Poor old Sunbury was shaken heavily and often that summer. First by the Mamie Wilcox scandal. The sort of thing that didn't, couldn't happen. Men leaving town, and all that. A miserable, hastily contrived marriage. Henry's name dragged in, unjustly (as it happened), but convincingly. Though Henry always worked best after some sort of a blow. He had to be shaken out of himself. I think. It isn't likely that he could or would have written Satraps of the Simple if this particular blow hadn't fallen. It was a feverish job. He was stung, quivering, helpless. And then his great gift functioned.

Then Madame Watt happened to Sunbury. And shook the village to its roots.

And then came Bob McGibbon's last and mightiest effort.

When all commuting Sunbury converged on the old red brick 'depot' that morning for the seven-eleven and the seven forty-six and the eight-three and the eight-twenty-nine, hoarsely bellowing newsboys held the two ends of the platform. They wore cotton caps with 'The Weekly Gleaner' printed around the front. They were big, deep-throated roughs, the sort that shout 'extras' through the cities. They crowded the local newsdealer, little Mr Beamer, back into one of the waiting-rooms.

They fairly intimidated the town. People bought the Gleaner in self-defence, even boarded trains and rode off to Chicago without their regular Tribune or Record or Inter Ocean.

Other newsmen roamed the shady, pleasant residence streets, bellowing. Housewives, old gentlemen, servants, hurried out to buy.
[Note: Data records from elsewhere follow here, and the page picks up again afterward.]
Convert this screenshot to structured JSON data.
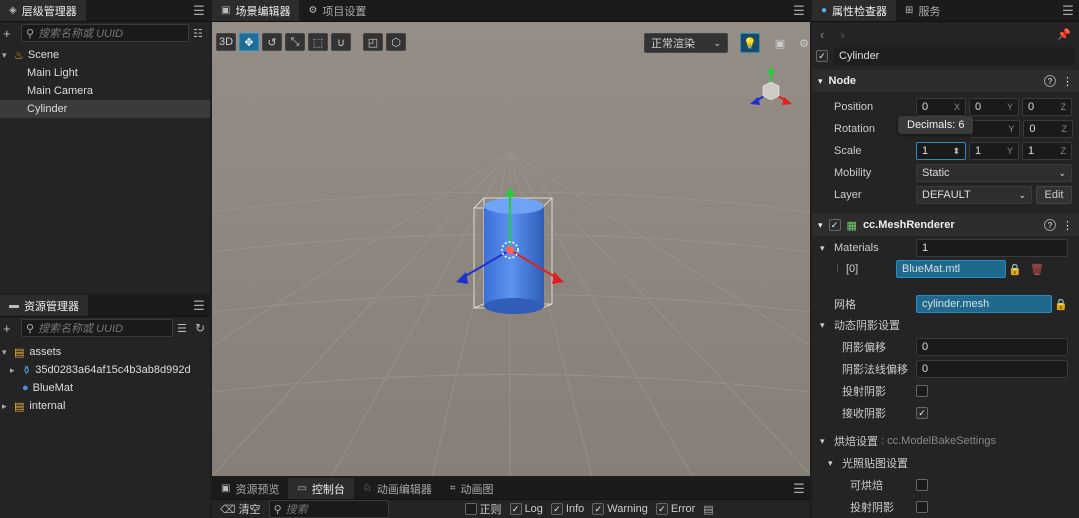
{
  "hierarchy": {
    "tab_label": "层级管理器",
    "search_placeholder": "搜索名称或 UUID",
    "nodes": [
      "Scene",
      "Main Light",
      "Main Camera",
      "Cylinder"
    ]
  },
  "assets": {
    "tab_label": "资源管理器",
    "search_placeholder": "搜索名称或 UUID",
    "items": [
      "assets",
      "35d0283a64af15c4b3ab8d992d",
      "BlueMat",
      "internal"
    ]
  },
  "scene": {
    "tab_scene": "场景编辑器",
    "tab_project": "项目设置",
    "btn_3d": "3D",
    "render_mode": "正常渲染"
  },
  "bottom": {
    "tabs": [
      "资源预览",
      "控制台",
      "动画编辑器",
      "动画图"
    ],
    "clear_label": "清空",
    "search_placeholder": "搜索",
    "regex_label": "正则",
    "filters": [
      "Log",
      "Info",
      "Warning",
      "Error"
    ]
  },
  "inspector": {
    "tab_label": "属性检查器",
    "tab_service": "服务",
    "node_name": "Cylinder",
    "node_section": "Node",
    "position_label": "Position",
    "position": [
      "0",
      "0",
      "0"
    ],
    "rotation_label": "Rotation",
    "rotation_z": "0",
    "scale_label": "Scale",
    "scale": [
      "1",
      "1",
      "1"
    ],
    "tooltip": "Decimals: 6",
    "axes": [
      "X",
      "Y",
      "Z"
    ],
    "mobility_label": "Mobility",
    "mobility_value": "Static",
    "layer_label": "Layer",
    "layer_value": "DEFAULT",
    "edit_label": "Edit",
    "mesh_renderer": "cc.MeshRenderer",
    "materials_label": "Materials",
    "materials_count": "1",
    "material_index": "[0]",
    "material_value": "BlueMat.mtl",
    "mesh_label": "网格",
    "mesh_value": "cylinder.mesh",
    "shadow_section": "动态阴影设置",
    "shadow_bias_label": "阴影偏移",
    "shadow_bias": "0",
    "shadow_normal_bias_label": "阴影法线偏移",
    "shadow_normal_bias": "0",
    "cast_shadow_label": "投射阴影",
    "receive_shadow_label": "接收阴影",
    "bake_section": "烘焙设置",
    "bake_type": ": cc.ModelBakeSettings",
    "lightmap_section": "光照贴图设置",
    "bakeable_label": "可烘焙",
    "cast_shadow2_label": "投射阴影"
  }
}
There were posters on the fences, and, along the billboards from Rockwell Park on the south to Borea on the north. McGibbon actually rented the space from the Northern Billboard Company. And there were newsmen with caps, in the afternoon, attacking the North Shore home-comers in the Chicago station, the very heart of things. All this—posters screaming like the news-men; big wood type, red and black—to advertise Sinbad the Treasurer and the rest of the long series and Henry Calverly.

'Attack' is the word. McGibbon was assaulting the town and the region as it had hardly been assaulted before. If it was his last, it was surely his most outrageous act from the local point of view. People talked, boiled, raged. The blatancy of the thing irritated them to the point of impotent mutterings. They were helpless. McGibbon was breaking no laws. He was stirring them, however feverish his condition of mind, with deliberate intent. It was his notion of advertising. Reaching the mark, regardless of obstacles, indifference, difficulties. And had his personal circumstances been less harrowing he could have chuckled happily at the result.

The noise fell upon the ear drums of Charlie Waterhouse as he walked down-town. A ragged, red-faced pirate thrust a Gleaner into his hand, snatched his nickel, and rushed off, bellowing.

Charlie began reading Sinbad the Treasurer as he walked. He finished it standing on the turf by the sidewalk, ignoring passing acquaintances, nervously biting and mouthing a cigar that had gone out. In the same condition he read bits of it again. He stood for a while, wavering; then went back home, and spoke roughly to Mrs Waterhouse when she asked him why. He hid the paper from her, to no particular purpose. He didn't appear at the town hall all day, but caught a trolley into Chicago and went to a dime museum. Later in the day he was seen by two venturesome youths sitting alone in the rear of a stage box at Sam T. Jack's.